The following questions might help you to make a decision about whether to have treatment:

  • How can the treatment improve your health?
  • What are the possible side effects?
  • How would the therapy influence your quality of life? How would it affect your career and family in everyday life?
  • What other treatment options are available? How do their advantages and disadvantages compare?
  • What happens if you decide not to have the cancer treated for now? What would the likely course of the disease be in that case?
  • Is there research on new medications designed to treat metastatic breast cancer that may be an option for you?

The importance of trust

Talking with doctors, family members and friends can help you to find answers to those kinds of questions. You can also talk to a psycho-oncologist or psychologist, or ask women who have been in a similar situation about their experiences, for example in a self-help group.

A trusting relationship with your doctors is a vital part of your treatment. Many women want to discuss the next steps of treatment with the same doctor.
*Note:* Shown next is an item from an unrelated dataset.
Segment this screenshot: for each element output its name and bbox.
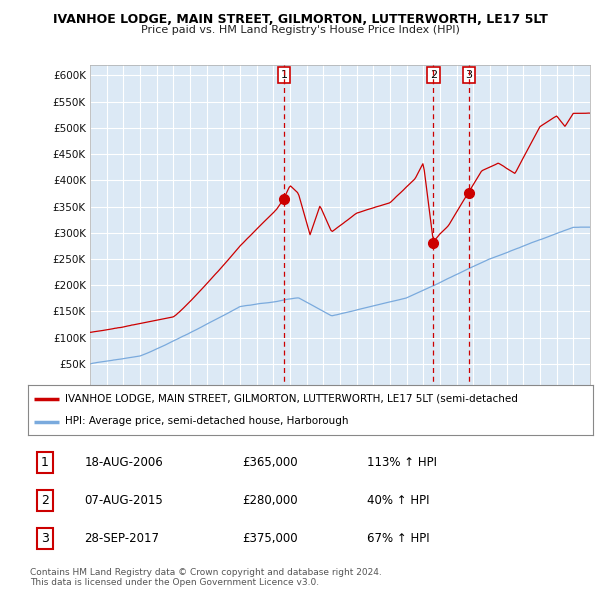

But others might feel that their doctor isn’t taking enough time to help them with questions or anxieties, or isn’t taking their own wishes into consideration when it comes to the treatment decision.

Even though this might come as a surprise, some doctors may also find it difficult to deal with knowing their patient has metastatic breast cancer and that there is probably no way to fully cure it. They might overcompensate by taking too much action (too many treatments and examinations) or avoiding longer talks about it. If you think that might be the case with your doctor, you can bring it up with them or see another doctor.